Hace algún tiempo, años atrás, escribí en este misma tribuna una columna llamada “El día en que la televisión murió” aludiendo al fallecimiento del equipo de TVN encabezado por Felipe Camiroaga en la isla Juan Fernández en 2011. Ante un nuevo aniversario de este trágico hecho, debo rectificar esta aseveración tan elocuente.
Sin dudas que el fallecimiento de Camiroaga dejó un vacío existencial enorme dentro de la estación pública y me atrevo a decir que para toda la industria en general. Camiroaga fue el último gran representante de una televisión que fue el primer gran canalizador de la sociedad chilena y que llegó a interpretar a extensos sectores de nuestro país. Pero atribuir la decadencia de la pantalla chica a una sola persona es defender un discurso que solo se apoya en elementos emocionales y no meramente objetivos.

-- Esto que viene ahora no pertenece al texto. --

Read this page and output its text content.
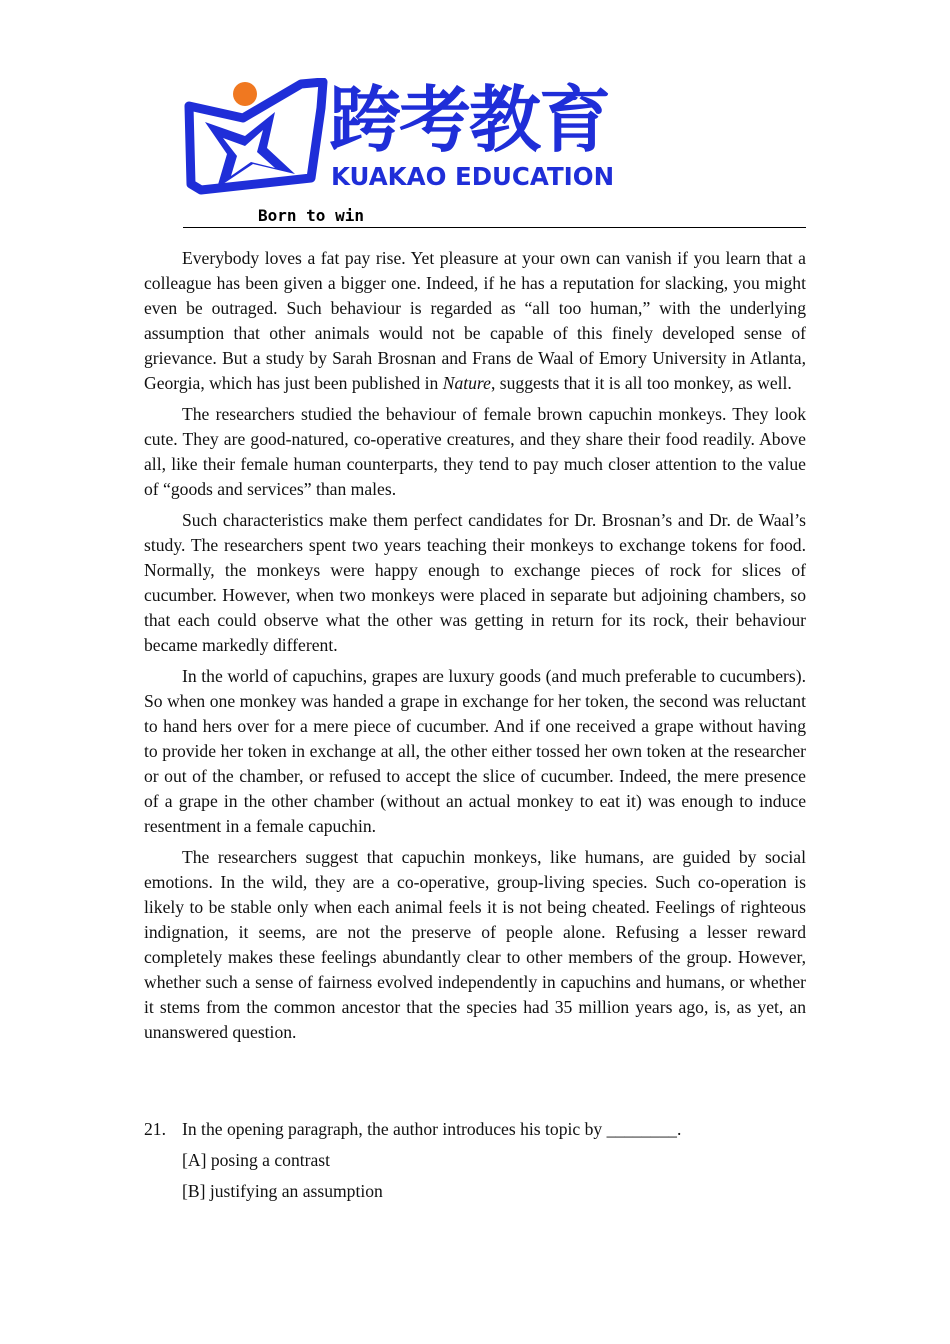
跨考教育
KUAKAO EDUCATION
Born to win

Everybody loves a fat pay rise. Yet pleasure at your own can vanish if you learn that a colleague has been given a bigger one. Indeed, if he has a reputation for slacking, you might even be outraged. Such behaviour is regarded as “all too human,” with the underlying assumption that other animals would not be capable of this finely developed sense of grievance. But a study by Sarah Brosnan and Frans de Waal of Emory University in Atlanta, Georgia, which has just been published in Nature, suggests that it is all too monkey, as well.

The researchers studied the behaviour of female brown capuchin monkeys. They look cute. They are good-natured, co-operative creatures, and they share their food readily. Above all, like their female human counterparts, they tend to pay much closer attention to the value of “goods and services” than males.

Such characteristics make them perfect candidates for Dr. Brosnan’s and Dr. de Waal’s study. The researchers spent two years teaching their monkeys to exchange tokens for food. Normally, the monkeys were happy enough to exchange pieces of rock for slices of cucumber. However, when two monkeys were placed in separate but adjoining chambers, so that each could observe what the other was getting in return for its rock, their behaviour became markedly different.

In the world of capuchins, grapes are luxury goods (and much preferable to cucumbers). So when one monkey was handed a grape in exchange for her token, the second was reluctant to hand hers over for a mere piece of cucumber. And if one received a grape without having to provide her token in exchange at all, the other either tossed her own token at the researcher or out of the chamber, or refused to accept the slice of cucumber. Indeed, the mere presence of a grape in the other chamber (without an actual monkey to eat it) was enough to induce resentment in a female capuchin.

The researchers suggest that capuchin monkeys, like humans, are guided by social emotions. In the wild, they are a co-operative, group-living species. Such co-operation is likely to be stable only when each animal feels it is not being cheated. Feelings of righteous indignation, it seems, are not the preserve of people alone. Refusing a lesser reward completely makes these feelings abundantly clear to other members of the group. However, whether such a sense of fairness evolved independently in capuchins and humans, or whether it stems from the common ancestor that the species had 35 million years ago, is, as yet, an unanswered question.

21. In the opening paragraph, the author introduces his topic by ________.
[A] posing a contrast
[B] justifying an assumption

La televisión, como un gran sistema organizado, no depende de una sola persona para su funcionamiento. Las grandes organizaciones son fuertes no por la presencia de una sola individualidad que marque la diferencia, sino de un engranaje que mantiene en funcionamiento la máquina organizativa independiente de las personas que intervienen en ella, porque finalmente estos sujetos son temporales, las organizaciones deben ser atemporales, con la vocación de ser permanentes para lograr estándares de trascendencia.

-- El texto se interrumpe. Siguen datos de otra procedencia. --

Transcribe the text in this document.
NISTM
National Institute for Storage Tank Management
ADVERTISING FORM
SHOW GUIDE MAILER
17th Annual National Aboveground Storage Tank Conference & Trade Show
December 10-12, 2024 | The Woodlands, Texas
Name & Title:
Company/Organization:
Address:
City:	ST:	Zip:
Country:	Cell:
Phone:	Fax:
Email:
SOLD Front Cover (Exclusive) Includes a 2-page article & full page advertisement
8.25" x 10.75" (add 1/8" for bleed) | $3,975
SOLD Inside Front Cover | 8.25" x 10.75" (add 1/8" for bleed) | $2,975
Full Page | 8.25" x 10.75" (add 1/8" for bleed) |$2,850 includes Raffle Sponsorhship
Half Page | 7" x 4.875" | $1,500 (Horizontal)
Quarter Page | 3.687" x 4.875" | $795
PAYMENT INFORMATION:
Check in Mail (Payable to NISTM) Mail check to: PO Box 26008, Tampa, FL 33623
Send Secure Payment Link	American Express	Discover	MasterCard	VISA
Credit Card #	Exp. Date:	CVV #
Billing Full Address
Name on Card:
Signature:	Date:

Decir que el fallecimiento de uno de los elementos temporales marca el fin de una gran institución es asumir que la industria televisiva chilena o era un organismo débil, que depende de un puñado de personas para su buen funcionamiento o que finalmente esta organización venia débil desde mucho antes, solo que el gran síntoma público fue el accidente de Juan Fernández. Tomando en cuenta la distancia temporal ya apreciable en torno al hecho, podemos apreciar que esta segunda hipótesis es la más adecuada. Desde finales de la década del 2000, la televisión presentaba una serie de señales de debilidad que solo se intensificaron cuando la pérdida de avisaje publicitario se acentuó, pero ya había una fuerte abandono en diversos grupos etareos, además de enfocar su contenido en temas banales y basados en el efectismo fácil, el mejor ejemplo es la farándula dura.

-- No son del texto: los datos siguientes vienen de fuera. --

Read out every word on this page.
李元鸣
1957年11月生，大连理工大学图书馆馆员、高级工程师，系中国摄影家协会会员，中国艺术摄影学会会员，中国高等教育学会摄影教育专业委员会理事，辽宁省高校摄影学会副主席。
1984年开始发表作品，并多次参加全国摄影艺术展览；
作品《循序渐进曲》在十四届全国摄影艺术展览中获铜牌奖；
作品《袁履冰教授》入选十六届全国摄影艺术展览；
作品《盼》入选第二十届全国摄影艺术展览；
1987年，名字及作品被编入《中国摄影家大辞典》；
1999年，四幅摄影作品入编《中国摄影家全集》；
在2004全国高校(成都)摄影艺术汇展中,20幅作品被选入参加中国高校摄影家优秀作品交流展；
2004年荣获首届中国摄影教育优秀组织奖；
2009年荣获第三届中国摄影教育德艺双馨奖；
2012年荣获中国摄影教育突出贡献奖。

Atribuir el debilitamiento de la televisión a un hecho trágico termina escondiendo los reales motivos de la crisis televisiva, otorga elementos emocionales a un tema que debe analizarse desde criterios objetivos y finalmente quita responsabilidad a los ejecutivos de la industria local de la profunda crisis de la televisión chilena que lleva vigente más de una década.